Rebuilding Place in the Urban Space

"A community’s physical form, rather than its land uses, is its most intrinsic and enduring characteristic." [Katz, EPA] This blog focuses on place and placemaking and all that makes it work--historic preservation, urban design, transportation, asset-based community development, arts & cultural development, commercial district revitalization, tourism & destination development, and quality of life advocacy--along with doses of civic engagement and good governance watchdogging.

Monday, January 24, 2011

Programming plans as a step forward and component in urban planning

With regard to bicycle and pedestrian planning, and sustainable transportation planning more broadly, I am arguing that the next stage in planning in these areas to provide implementation programs, focused not just on infrastructure but also on programming, at the sub-city/sub-county level.

Increasingly, jurisdictions are creating city wide or county wide bicycle and pedestrian plans. (Not so much transit and transportation plans.)

But I think we need to break them down to the sub-city level, say along ward, neighborhood, and/or "areas" (e.g., DC has "Area Elements").

The London (UK) Cyclist Campaign (borough-based groups) and the Toronto (Canada) Cyclists Union (ward updates) are particularly good at doing organizing along these lines, although Transportation Alternatives in NYC has some strong borough based campaigns too.

Washcycle calls our attention to this article from the Good Magazine Cities network, "The Invisible Cyclists: Immigrants and the Bike Community," about how providing focused attention (and lights) to Latino bicyclists cycling at night without lights helped engage these riders into bike planning and "social justice."

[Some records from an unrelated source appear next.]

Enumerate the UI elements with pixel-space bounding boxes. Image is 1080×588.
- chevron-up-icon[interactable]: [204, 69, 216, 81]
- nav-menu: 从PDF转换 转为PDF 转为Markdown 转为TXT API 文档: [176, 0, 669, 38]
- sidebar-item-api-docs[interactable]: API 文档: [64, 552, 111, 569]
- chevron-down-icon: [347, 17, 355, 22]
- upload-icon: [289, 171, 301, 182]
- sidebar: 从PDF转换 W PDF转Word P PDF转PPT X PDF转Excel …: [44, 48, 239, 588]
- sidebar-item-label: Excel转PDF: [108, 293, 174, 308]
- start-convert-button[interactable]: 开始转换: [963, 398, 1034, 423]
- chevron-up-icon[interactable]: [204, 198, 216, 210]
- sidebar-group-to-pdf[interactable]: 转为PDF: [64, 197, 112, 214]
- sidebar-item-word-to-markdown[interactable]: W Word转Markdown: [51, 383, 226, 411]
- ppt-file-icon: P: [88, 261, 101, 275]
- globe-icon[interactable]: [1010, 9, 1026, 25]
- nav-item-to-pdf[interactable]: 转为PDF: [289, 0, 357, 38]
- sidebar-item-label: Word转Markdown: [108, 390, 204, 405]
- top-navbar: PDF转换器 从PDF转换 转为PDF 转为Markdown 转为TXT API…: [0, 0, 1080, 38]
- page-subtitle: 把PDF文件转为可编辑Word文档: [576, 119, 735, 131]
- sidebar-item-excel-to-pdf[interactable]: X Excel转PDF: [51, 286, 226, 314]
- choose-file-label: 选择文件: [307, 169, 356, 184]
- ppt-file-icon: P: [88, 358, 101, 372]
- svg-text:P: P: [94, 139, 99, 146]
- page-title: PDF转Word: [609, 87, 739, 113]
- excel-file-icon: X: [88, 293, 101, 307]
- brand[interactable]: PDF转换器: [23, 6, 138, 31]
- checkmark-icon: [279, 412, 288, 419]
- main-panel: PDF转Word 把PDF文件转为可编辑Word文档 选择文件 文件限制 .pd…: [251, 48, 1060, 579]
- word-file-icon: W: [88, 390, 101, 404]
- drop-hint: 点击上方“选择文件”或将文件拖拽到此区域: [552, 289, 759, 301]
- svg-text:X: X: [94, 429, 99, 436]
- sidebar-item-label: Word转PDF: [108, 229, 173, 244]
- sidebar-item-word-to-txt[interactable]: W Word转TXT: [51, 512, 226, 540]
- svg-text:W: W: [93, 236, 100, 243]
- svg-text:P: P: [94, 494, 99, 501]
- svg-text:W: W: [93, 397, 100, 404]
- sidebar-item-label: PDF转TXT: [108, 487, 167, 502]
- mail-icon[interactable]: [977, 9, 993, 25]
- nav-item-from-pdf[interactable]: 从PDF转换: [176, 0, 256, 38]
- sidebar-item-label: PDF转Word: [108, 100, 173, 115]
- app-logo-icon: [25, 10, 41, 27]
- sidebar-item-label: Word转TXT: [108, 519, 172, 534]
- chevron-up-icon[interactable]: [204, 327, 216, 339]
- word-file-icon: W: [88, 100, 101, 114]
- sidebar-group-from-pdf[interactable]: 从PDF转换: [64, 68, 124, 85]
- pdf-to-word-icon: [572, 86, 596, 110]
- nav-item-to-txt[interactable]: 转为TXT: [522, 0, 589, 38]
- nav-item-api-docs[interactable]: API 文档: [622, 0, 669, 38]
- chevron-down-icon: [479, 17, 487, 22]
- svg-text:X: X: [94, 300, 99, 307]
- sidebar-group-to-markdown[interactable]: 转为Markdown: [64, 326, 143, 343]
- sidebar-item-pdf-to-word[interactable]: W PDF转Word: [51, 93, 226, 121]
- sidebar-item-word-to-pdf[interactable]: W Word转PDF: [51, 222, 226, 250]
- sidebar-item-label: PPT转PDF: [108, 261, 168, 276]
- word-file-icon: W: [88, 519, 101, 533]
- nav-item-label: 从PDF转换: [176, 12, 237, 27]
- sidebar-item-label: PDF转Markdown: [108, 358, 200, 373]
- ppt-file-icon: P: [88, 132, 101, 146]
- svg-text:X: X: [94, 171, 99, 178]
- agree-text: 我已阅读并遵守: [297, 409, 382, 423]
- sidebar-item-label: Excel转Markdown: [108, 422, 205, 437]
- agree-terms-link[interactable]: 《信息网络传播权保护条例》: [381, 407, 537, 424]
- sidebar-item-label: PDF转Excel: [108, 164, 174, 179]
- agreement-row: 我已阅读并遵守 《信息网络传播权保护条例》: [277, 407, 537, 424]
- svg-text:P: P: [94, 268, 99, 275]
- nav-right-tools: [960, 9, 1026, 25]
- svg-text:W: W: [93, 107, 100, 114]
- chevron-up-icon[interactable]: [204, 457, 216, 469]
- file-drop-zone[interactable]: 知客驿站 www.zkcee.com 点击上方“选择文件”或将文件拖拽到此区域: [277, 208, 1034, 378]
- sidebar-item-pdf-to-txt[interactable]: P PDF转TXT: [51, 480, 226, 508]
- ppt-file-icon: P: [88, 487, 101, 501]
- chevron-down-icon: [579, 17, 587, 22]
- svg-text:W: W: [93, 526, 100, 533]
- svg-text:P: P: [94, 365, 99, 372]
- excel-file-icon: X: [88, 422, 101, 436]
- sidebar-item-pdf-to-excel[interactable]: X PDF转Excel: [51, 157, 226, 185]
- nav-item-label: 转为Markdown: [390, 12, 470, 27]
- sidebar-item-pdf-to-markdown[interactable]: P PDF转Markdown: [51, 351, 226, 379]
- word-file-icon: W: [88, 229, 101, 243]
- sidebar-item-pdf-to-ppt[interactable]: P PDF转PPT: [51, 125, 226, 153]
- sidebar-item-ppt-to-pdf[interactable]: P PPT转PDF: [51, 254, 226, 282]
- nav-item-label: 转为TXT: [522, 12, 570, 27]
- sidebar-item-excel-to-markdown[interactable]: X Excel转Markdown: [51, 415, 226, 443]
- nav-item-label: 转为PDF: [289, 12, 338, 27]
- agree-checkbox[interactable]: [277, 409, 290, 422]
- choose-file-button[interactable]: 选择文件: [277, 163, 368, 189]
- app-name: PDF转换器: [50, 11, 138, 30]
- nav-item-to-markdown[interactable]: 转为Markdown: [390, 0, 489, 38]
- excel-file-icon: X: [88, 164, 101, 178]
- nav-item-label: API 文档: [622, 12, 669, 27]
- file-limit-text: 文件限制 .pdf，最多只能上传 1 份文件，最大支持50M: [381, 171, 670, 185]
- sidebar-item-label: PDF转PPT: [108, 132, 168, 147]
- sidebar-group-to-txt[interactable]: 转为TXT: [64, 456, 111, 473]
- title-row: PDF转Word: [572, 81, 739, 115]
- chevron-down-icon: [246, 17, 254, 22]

This is an example of the point I am trying to make, that sustainable transportation planning needs to focus on actively engaging various demographics.

I got into a big argument with the Maryland state B&P coordinator about this last year, because I argued he wasn't seeing the point systematically, that his focus on one or two underserved groups came at the exclusion of all the other groups that were also being excluded, (by demographics -- age, gender, race, income, household type) but that he skipped over because he wasn't employing a systematic approach. (Bike plans have a bad habit of relying on online surveys, which end up excluding many potential segments.)

Anyway, I first wrote about this idea in "Ideas for making bicycling irresistible in Washington DC" in 2008 and it was further developed in the Western Baltimore County Pedestrian and Bicycle Access Plan, for which I was project manager/chief writer.

While I didn't define how to do it, the plan calls for the creation of 'sustainable transportation elements' within community plans, which would provide for infrastructure and programming plans at the community level.

And this is a few weeks away from being enacted, by ordinance (the draft plan hasn't yet gone into the public hearing process), in Baltimore County.